Reading isn’t as important as understanding – you can read loads. It’s your understanding that you act on, even if it is just remembering a new piece of information. So when you are having that difficult conversation about language, it should be more around comprehension – not the individual words.
2. Tone and style is important
Tone can change depending on the channel you are on or the thing you are communicating.
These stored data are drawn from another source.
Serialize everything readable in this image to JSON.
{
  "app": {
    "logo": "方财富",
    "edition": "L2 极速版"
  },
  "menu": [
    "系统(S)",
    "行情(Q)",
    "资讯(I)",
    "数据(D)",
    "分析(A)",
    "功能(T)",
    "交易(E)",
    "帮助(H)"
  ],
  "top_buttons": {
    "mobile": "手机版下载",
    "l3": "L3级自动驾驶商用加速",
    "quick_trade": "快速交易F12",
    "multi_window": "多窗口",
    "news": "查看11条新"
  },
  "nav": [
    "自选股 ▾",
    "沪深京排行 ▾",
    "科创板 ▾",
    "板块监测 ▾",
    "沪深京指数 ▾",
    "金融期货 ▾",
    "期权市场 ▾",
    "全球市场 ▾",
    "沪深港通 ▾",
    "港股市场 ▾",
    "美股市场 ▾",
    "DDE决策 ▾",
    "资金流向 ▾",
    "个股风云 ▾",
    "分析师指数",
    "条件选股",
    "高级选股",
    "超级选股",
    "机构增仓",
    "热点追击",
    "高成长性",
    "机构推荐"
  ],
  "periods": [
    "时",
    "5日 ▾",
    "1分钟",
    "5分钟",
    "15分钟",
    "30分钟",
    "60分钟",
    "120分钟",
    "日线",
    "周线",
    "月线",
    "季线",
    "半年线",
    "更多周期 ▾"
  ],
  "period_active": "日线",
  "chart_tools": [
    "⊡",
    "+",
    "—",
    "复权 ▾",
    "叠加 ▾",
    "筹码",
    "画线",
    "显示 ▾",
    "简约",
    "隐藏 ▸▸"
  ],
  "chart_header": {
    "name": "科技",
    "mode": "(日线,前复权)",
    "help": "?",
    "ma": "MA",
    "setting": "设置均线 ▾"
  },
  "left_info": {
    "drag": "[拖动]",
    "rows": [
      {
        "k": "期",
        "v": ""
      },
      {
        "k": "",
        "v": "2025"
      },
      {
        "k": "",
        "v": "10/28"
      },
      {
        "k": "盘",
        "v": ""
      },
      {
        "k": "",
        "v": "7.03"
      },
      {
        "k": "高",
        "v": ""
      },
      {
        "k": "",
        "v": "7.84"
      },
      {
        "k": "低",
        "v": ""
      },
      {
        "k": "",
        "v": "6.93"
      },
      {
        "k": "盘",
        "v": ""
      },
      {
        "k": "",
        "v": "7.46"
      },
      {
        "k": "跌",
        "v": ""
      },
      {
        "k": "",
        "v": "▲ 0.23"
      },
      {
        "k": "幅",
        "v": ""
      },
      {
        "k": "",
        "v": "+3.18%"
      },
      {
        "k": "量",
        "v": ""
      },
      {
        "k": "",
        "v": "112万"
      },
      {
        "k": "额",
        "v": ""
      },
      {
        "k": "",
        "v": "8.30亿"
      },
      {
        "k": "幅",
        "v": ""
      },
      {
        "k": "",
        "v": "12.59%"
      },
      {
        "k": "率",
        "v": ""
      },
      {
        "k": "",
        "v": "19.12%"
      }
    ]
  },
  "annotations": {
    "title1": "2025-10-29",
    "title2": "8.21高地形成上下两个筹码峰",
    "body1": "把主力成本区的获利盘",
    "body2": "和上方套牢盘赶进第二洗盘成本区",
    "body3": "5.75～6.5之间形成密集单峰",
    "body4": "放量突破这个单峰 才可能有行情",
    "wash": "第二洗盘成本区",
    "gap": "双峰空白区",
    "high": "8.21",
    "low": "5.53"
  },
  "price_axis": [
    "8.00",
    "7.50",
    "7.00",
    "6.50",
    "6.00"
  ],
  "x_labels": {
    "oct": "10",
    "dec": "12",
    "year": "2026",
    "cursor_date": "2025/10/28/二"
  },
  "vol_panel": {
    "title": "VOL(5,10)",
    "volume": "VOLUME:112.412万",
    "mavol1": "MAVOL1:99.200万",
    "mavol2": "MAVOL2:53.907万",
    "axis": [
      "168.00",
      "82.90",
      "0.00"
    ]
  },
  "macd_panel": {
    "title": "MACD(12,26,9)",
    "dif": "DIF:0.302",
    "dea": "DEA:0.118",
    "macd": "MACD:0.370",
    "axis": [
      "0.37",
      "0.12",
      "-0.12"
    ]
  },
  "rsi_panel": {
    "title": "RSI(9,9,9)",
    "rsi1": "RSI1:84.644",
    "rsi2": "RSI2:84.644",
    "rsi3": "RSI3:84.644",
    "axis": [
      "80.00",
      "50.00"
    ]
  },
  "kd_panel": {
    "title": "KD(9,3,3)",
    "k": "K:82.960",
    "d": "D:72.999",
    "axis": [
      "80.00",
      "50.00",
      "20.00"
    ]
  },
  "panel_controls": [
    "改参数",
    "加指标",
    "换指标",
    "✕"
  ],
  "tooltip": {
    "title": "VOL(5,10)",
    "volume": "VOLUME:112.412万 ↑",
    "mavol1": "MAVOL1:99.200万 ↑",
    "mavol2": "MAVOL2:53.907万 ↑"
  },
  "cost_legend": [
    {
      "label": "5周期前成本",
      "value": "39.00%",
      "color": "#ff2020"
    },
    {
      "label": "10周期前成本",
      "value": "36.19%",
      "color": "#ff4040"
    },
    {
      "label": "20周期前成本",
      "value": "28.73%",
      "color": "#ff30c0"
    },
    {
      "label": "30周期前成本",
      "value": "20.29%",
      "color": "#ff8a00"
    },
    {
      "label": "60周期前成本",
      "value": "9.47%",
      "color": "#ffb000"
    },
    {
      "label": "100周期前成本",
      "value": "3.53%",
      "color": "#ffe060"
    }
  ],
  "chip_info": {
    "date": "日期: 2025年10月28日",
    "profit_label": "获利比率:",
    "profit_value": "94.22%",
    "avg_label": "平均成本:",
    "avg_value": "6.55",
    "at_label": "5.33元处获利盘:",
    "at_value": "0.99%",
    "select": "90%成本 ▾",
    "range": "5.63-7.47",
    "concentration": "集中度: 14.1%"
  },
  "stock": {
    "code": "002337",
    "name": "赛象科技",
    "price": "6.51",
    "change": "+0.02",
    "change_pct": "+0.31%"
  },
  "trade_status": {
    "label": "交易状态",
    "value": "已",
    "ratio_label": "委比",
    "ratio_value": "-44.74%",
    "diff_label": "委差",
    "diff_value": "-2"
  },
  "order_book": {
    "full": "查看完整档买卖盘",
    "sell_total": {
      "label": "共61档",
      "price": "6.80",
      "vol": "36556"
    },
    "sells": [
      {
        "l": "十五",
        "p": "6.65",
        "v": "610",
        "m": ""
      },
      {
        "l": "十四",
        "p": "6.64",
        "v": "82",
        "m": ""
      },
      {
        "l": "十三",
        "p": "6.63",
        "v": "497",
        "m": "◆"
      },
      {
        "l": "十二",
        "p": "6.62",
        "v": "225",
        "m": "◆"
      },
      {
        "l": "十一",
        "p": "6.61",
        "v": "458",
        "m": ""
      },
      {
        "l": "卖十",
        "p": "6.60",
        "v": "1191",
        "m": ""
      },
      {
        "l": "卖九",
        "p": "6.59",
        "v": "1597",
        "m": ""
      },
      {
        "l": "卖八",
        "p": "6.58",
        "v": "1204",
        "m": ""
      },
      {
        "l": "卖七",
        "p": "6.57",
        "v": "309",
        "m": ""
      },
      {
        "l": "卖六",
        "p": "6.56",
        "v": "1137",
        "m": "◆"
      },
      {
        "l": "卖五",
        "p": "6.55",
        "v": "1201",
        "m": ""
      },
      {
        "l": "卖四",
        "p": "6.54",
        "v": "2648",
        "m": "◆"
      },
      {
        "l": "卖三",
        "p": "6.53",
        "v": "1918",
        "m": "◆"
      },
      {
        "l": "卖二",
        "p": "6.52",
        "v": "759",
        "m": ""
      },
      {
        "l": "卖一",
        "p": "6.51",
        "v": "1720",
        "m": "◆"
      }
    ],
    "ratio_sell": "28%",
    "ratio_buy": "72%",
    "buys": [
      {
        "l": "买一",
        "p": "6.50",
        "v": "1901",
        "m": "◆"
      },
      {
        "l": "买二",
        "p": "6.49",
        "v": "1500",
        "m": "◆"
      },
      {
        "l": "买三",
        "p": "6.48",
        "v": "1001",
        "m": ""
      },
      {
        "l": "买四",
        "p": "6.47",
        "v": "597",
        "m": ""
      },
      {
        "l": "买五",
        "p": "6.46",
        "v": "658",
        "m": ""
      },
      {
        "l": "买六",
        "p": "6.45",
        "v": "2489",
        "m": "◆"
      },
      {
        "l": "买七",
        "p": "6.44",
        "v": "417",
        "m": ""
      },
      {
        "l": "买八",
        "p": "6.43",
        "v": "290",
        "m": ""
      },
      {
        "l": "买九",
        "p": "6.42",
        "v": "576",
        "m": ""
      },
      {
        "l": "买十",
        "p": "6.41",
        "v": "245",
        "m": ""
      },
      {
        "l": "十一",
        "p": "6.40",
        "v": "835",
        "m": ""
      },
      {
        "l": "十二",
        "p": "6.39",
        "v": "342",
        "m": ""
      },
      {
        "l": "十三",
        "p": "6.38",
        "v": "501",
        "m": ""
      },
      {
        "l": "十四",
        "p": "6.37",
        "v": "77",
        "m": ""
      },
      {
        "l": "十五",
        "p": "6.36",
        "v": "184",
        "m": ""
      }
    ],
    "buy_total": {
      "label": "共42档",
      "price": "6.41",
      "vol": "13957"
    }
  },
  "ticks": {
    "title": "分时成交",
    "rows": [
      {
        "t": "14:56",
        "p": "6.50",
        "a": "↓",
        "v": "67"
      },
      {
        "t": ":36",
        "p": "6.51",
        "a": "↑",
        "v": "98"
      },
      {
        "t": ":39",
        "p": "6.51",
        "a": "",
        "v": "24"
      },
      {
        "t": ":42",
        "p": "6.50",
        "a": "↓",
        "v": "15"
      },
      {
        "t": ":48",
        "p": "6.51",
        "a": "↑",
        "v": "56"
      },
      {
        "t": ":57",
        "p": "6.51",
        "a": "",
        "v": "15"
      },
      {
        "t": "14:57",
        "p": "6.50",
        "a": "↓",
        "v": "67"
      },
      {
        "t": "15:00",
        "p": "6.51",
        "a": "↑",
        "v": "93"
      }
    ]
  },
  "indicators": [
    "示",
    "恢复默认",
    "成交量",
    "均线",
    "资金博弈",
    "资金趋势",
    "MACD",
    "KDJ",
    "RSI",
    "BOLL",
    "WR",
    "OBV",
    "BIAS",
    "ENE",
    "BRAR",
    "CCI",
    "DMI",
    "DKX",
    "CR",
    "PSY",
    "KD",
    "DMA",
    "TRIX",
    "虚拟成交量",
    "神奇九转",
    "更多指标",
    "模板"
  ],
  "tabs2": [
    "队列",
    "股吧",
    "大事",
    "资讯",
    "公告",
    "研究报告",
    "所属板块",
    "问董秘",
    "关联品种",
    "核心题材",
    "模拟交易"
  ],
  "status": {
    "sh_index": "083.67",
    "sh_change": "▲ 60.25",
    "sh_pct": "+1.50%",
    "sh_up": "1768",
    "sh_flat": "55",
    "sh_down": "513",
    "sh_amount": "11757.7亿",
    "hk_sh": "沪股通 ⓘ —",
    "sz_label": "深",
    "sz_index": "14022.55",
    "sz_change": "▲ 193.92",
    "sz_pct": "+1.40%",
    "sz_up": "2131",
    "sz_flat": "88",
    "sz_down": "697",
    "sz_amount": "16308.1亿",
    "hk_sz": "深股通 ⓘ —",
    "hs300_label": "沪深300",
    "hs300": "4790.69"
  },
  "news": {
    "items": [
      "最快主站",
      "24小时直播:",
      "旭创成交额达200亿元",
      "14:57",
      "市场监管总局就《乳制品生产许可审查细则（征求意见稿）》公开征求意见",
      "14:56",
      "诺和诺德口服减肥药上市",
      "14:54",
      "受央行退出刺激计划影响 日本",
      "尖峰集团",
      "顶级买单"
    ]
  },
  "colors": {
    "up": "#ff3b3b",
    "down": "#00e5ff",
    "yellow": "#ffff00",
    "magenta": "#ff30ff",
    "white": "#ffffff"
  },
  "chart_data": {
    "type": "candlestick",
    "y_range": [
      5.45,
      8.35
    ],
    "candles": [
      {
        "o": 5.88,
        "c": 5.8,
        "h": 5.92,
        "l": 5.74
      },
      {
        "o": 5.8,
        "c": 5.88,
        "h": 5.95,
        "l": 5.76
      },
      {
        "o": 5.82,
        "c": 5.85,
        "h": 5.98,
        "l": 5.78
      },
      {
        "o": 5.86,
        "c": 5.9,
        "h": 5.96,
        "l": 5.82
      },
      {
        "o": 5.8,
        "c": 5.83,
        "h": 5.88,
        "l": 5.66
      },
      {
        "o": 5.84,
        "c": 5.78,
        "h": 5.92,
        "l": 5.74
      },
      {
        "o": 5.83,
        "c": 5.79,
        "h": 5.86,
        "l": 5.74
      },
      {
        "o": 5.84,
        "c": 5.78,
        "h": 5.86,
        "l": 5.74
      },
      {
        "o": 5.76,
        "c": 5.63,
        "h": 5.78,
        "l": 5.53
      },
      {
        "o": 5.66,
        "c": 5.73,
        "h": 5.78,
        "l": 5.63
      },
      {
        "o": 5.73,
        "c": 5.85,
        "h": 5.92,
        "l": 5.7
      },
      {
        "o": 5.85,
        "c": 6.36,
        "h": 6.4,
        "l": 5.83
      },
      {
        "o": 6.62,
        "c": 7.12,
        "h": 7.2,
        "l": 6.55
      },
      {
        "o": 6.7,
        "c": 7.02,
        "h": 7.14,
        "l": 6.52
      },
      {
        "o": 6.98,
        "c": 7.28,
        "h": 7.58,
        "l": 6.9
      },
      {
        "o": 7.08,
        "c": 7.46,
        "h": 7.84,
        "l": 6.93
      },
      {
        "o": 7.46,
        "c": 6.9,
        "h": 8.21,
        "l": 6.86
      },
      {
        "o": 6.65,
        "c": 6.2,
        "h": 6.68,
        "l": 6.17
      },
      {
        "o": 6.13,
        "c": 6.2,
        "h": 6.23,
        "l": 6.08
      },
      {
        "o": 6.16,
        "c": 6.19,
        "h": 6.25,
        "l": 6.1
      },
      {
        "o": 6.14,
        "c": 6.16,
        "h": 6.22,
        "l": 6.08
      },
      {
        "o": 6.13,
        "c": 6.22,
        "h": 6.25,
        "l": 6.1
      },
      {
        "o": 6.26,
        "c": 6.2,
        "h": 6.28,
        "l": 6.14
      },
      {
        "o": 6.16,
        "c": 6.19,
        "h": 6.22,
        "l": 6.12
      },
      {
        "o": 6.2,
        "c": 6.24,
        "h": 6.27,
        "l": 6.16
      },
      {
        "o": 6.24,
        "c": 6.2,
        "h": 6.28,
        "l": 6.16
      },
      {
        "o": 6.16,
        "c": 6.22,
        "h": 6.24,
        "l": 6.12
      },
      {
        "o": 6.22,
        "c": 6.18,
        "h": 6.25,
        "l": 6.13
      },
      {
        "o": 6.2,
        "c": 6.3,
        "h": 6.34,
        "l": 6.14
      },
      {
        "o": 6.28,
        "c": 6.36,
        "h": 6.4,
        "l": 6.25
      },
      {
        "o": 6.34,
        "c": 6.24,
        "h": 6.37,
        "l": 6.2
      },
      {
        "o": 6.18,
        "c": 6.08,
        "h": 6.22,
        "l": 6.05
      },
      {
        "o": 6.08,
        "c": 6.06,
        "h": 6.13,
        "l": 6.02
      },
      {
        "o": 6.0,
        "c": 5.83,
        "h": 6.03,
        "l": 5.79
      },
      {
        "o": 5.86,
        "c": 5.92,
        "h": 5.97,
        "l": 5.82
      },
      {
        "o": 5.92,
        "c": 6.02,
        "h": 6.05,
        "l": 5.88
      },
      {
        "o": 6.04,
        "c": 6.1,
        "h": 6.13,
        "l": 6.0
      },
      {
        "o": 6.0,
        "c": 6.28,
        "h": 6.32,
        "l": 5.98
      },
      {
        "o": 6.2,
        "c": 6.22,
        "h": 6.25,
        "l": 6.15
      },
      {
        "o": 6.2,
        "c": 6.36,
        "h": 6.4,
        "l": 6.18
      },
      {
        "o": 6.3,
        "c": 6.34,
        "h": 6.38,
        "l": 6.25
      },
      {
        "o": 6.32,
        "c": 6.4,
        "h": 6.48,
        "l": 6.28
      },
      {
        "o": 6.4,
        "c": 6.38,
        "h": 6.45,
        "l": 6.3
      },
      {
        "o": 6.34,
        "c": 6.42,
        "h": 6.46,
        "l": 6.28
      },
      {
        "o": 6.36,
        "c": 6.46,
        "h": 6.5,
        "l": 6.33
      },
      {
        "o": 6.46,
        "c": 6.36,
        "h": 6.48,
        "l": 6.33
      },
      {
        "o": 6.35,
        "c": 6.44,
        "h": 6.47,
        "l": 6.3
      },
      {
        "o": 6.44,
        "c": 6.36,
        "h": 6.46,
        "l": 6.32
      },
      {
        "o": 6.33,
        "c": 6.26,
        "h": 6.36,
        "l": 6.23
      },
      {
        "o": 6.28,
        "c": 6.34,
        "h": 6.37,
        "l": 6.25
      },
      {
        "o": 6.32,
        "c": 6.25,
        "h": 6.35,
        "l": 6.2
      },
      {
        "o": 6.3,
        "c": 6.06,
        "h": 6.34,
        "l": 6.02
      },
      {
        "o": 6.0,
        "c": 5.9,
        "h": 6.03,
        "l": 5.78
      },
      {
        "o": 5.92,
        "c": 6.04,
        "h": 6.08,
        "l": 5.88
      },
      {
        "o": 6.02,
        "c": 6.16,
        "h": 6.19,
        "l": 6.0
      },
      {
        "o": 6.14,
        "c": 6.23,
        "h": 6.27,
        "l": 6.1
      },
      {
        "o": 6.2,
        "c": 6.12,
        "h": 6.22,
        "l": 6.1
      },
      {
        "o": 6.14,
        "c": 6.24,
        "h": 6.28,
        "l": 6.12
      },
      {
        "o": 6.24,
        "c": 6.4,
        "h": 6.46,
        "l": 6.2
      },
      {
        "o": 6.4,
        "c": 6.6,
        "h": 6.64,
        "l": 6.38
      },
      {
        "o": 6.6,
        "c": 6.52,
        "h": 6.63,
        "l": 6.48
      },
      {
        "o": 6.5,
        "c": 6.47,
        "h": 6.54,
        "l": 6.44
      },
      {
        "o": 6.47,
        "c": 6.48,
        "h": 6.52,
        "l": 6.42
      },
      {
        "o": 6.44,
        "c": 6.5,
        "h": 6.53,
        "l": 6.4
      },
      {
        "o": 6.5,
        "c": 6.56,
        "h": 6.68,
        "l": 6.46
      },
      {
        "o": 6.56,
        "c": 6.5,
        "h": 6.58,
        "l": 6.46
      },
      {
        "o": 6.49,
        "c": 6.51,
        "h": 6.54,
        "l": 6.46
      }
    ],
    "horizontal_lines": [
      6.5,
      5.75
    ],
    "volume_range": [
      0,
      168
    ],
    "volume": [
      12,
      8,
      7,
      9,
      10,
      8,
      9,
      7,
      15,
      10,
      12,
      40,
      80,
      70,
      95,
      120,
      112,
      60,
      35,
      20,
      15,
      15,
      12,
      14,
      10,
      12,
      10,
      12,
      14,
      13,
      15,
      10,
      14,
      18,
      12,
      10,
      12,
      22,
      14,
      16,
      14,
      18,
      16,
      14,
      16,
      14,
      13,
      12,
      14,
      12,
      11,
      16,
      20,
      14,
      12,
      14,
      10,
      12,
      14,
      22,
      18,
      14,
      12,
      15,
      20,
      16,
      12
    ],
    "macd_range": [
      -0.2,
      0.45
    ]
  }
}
Your style should stay the same.
That way, you are keeping your brand and trustworthiness intact. If you change the style from page to page, people browsing will spend time wondering what’s a bit different to other pages they have read, not consuming your information.
3. Plain English
It goes without saying that plain English is important. Why alienate a new audience by using terms they won’t understand? But remember all the words – you can use plain English and confuse people by being too verbose. Writing 5000 plain English words will not guarantee 5000 words of good content – structure and user-centred content design is just as important as avoiding length and jargon.
4. Be consistent
If you use a sentence like ‘apply for a stack of wonderful candy’ on your site and ‘claim your 500kg of sweets’ on Twitter, don’t be surprised if your audience is confused and thinks it is a different offer. Consistent doesn’t mean being repetitive or boring, it means not making it harder than it should be.
5. User first
I keep talking about this on this blog so I am not going to write too much here. But if you don’t write for your audience and for the channel they are reading from, you are missing a trick. You might also miss them altogether.
Change the organisation, not the strategy
Smart organisations need to look at not only how much information they are publishing but how it will be consumed. You’ll probably see the most successful organisations are the ones that have an integrated content strategy. You may have a number of people working on what your organisation says but you only need one coherent, consistent content strategy to say it.